Blick für das Wesentliche
In den Obergeschoßen des Paul-Norz-Hauses, des Mühlhauses und der flankierenden Längsseiten des Haupthauses befinden sich die Schlafräume für bis zu 96 Gäste. Die 55 Zimmer unterschiedlicher Größe und Kapazität sind durch Farbtöne im Paul-Norz-Haus blau und im Mühlhaus pistaziengrün gekennzeichnet, während die Räume des Haupthauses von den Originalmöbeln Othmar Barths oder Variationen davon bespielt werden. Im Hauptgebäude lassen die Laubengänge, die zu den Gästezimmern führen, auf die zentrale Haupthalle blicken und laufen im Norden auf die Kapelle und im Süden auf einen weiteren großen Konferenzsaal zu, der durch seine Anlage als Splitlevel mittels mobiler Trennwand zum zentralen Gewölberaum geöffnet werden kann. Die originalen Finn-Juhl-Sessel, die Barth für die verschiedenen Gemeinschaftsräume im Gebäude ausgewählt hatte, wurden restauriert und in den Ecken und Winkeln des Gebäudes wieder aufgestellt. Die spirituelle Qualität des Lichts, die von den gewölbten Oberlichtern ausgeht, findet sich auch in der Kapelle wieder. Der feierliche, sakrale Raum wurde nur durch den massiven Steinambo des Künstlers Lois Anvidalfarei verändert, der nun vor dem bestehenden Altar steht.
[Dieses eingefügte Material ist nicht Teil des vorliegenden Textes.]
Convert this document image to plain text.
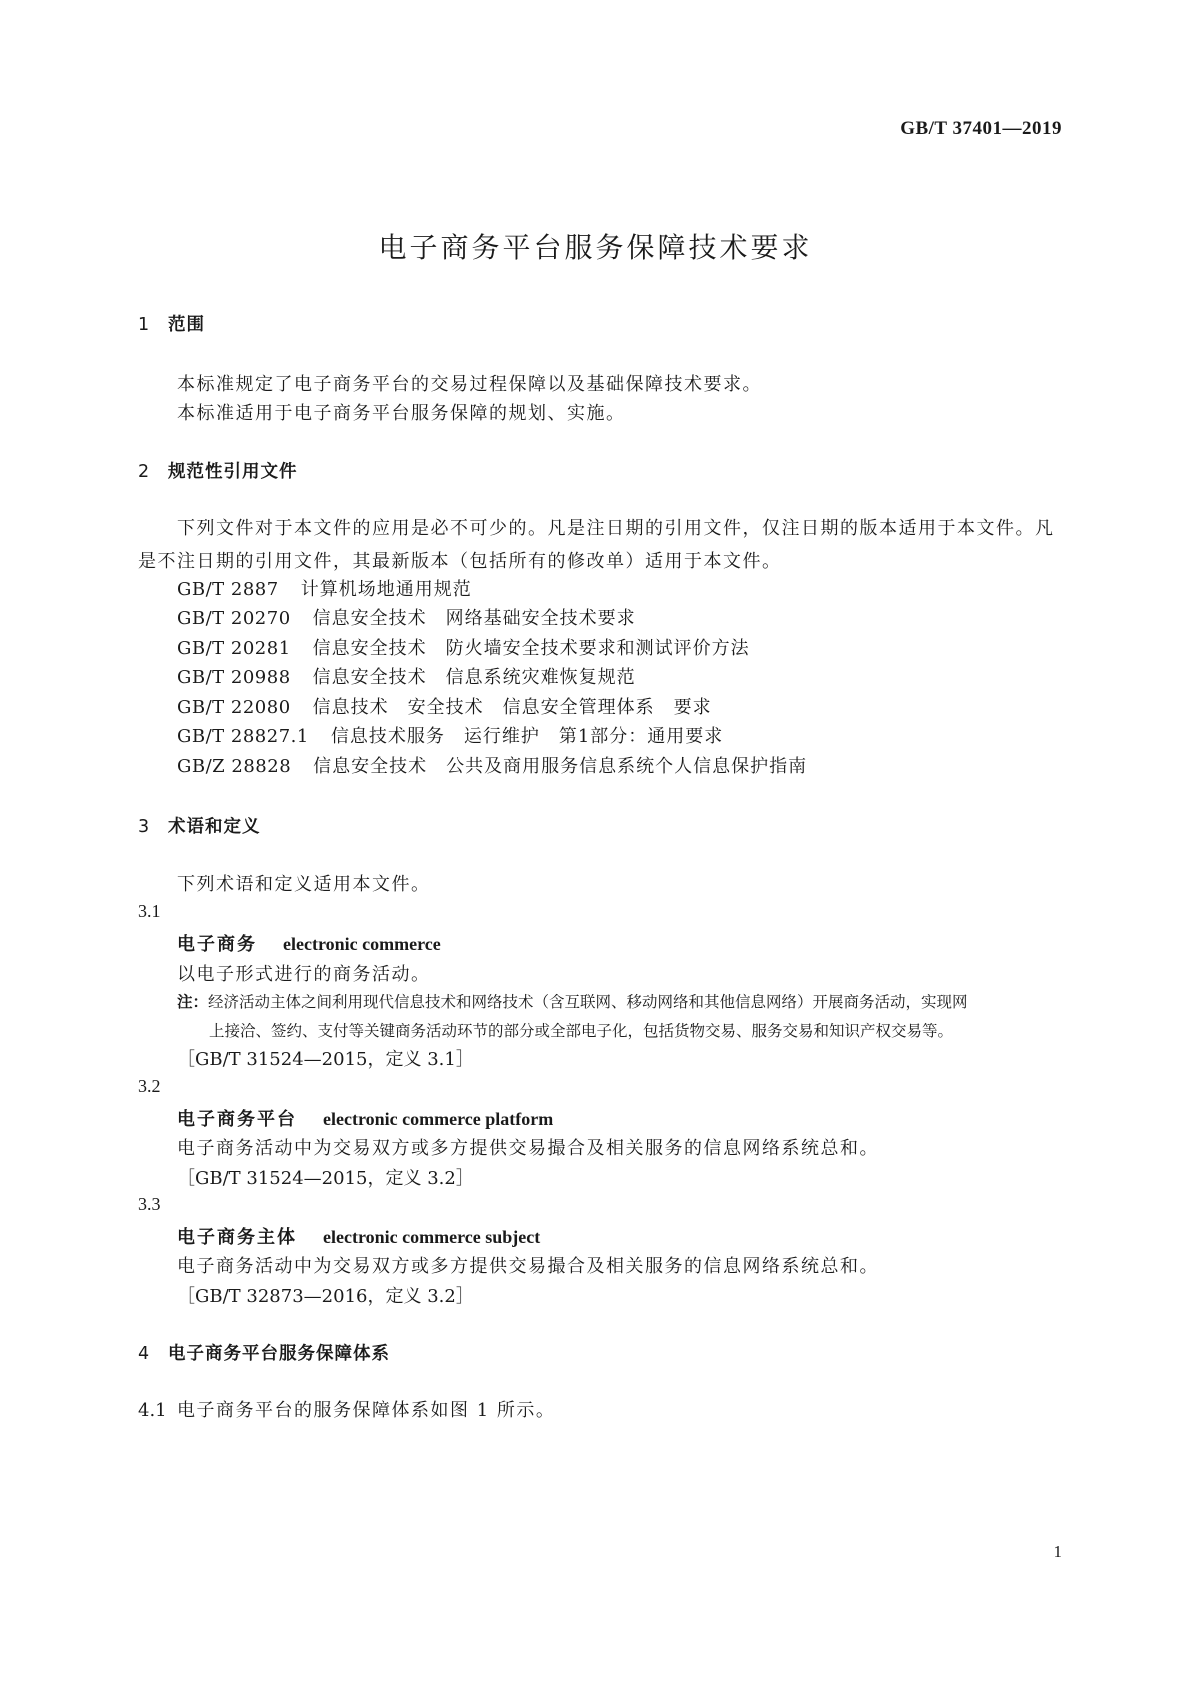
GB/T 37401—2019
电子商务平台服务保障技术要求
1 范围
本标准规定了电子商务平台的交易过程保障以及基础保障技术要求。
本标准适用于电子商务平台服务保障的规划、实施。
2 规范性引用文件
下列文件对于本文件的应用是必不可少的。凡是注日期的引用文件，仅注日期的版本适用于本文件。凡是不注日期的引用文件，其最新版本（包括所有的修改单）适用于本文件。
GB/T 2887 计算机场地通用规范
GB/T 20270 信息安全技术　网络基础安全技术要求
GB/T 20281 信息安全技术　防火墙安全技术要求和测试评价方法
GB/T 20988 信息安全技术　信息系统灾难恢复规范
GB/T 22080 信息技术　安全技术　信息安全管理体系　要求
GB/T 28827.1 信息技术服务　运行维护　第1部分：通用要求
GB/Z 28828 信息安全技术　公共及商用服务信息系统个人信息保护指南
3 术语和定义
下列术语和定义适用本文件。
3.1
电子商务 electronic commerce
以电子形式进行的商务活动。
注：经济活动主体之间利用现代信息技术和网络技术（含互联网、移动网络和其他信息网络）开展商务活动，实现网
上接洽、签约、支付等关键商务活动环节的部分或全部电子化，包括货物交易、服务交易和知识产权交易等。
［GB/T 31524—2015，定义 3.1］
3.2
电子商务平台 electronic commerce platform
电子商务活动中为交易双方或多方提供交易撮合及相关服务的信息网络系统总和。
［GB/T 31524—2015，定义 3.2］
3.3
电子商务主体 electronic commerce subject
电子商务活动中为交易双方或多方提供交易撮合及相关服务的信息网络系统总和。
［GB/T 32873—2016，定义 3.2］
4 电子商务平台服务保障体系
4.1 电子商务平台的服务保障体系如图 1 所示。
1
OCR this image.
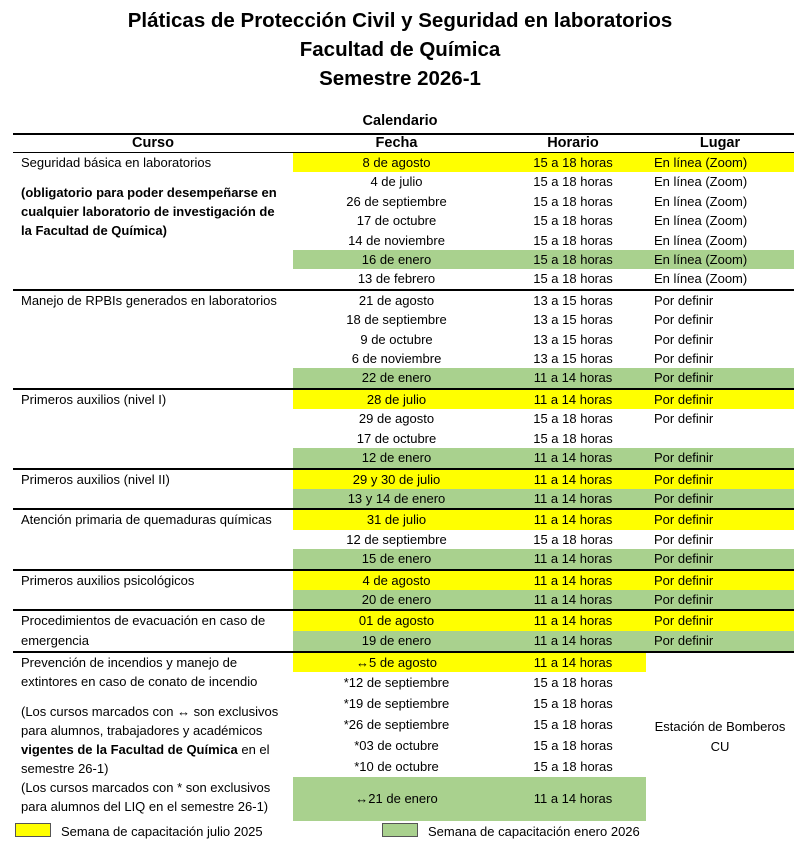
Pláticas de Protección Civil y Seguridad en laboratorios
Facultad de Química
Semestre 2026-1
Calendario
Curso	Fecha	Horario	Lugar
Seguridad básica en laboratorios
(obligatorio para poder desempeñarse en cualquier laboratorio de investigación de la Facultad de Química)	8 de agosto	15 a 18 horas	En línea (Zoom)
	4 de julio	15 a 18 horas	En línea (Zoom)
	26 de septiembre	15 a 18 horas	En línea (Zoom)
	17 de octubre	15 a 18 horas	En línea (Zoom)
	14 de noviembre	15 a 18 horas	En línea (Zoom)
	16 de enero	15 a 18 horas	En línea (Zoom)
	13 de febrero	15 a 18 horas	En línea (Zoom)
Manejo de RPBIs generados en laboratorios	21 de agosto	13 a 15 horas	Por definir
	18 de septiembre	13 a 15 horas	Por definir
	9 de octubre	13 a 15 horas	Por definir
	6 de noviembre	13 a 15 horas	Por definir
	22 de enero	11 a 14 horas	Por definir
Primeros auxilios (nivel I)	28 de julio	11 a 14 horas	Por definir
	29 de agosto	15 a 18 horas	Por definir
	17 de octubre	15 a 18 horas	
	12 de enero	11 a 14 horas	Por definir
Primeros auxilios (nivel II)	29 y 30 de julio	11 a 14 horas	Por definir
	13 y 14 de enero	11 a 14 horas	Por definir
Atención primaria de quemaduras químicas	31 de julio	11 a 14 horas	Por definir
	12 de septiembre	15 a 18 horas	Por definir
	15 de enero	11 a 14 horas	Por definir
Primeros auxilios psicológicos	4 de agosto	11 a 14 horas	Por definir
	20 de enero	11 a 14 horas	Por definir
Procedimientos de evacuación en caso de emergencia	01 de agosto	11 a 14 horas	Por definir
	19 de enero	11 a 14 horas	Por definir
Prevención de incendios y manejo de extintores en caso de conato de incendio
(Los cursos marcados con ↔ son exclusivos para alumnos, trabajadores y académicos vigentes de la Facultad de Química en el semestre 26-1)
(Los cursos marcados con * son exclusivos para alumnos del LIQ en el semestre 26-1)	↔5 de agosto	11 a 14 horas	Estación de Bomberos CU
	*12 de septiembre	15 a 18 horas	
	*19 de septiembre	15 a 18 horas	
	*26 de septiembre	15 a 18 horas	
	*03 de octubre	15 a 18 horas	
	*10 de octubre	15 a 18 horas	
	↔21 de enero	11 a 14 horas	
Semana de capacitación julio 2025	Semana de capacitación enero 2026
Mit einer sorgfältigen und gemäßigten Orchestrierung einer materiellen, tektonischen und technischen Palette von Lösungen oszillieren die unzähligen Interven­tionen von MoDusArchitects zwischen mimetischen, wechselseitigen und sorgfältig kontrastierenden Vokabularen. Das Ergebnis ist eine sich verlagernde Erzählung zwischen Alt und Neu, die die Grenze zwischen beidem verwischt und der Cusanus-­Akademie ein zeitgemäßes und zeitloses Erscheinungsbild verleiht.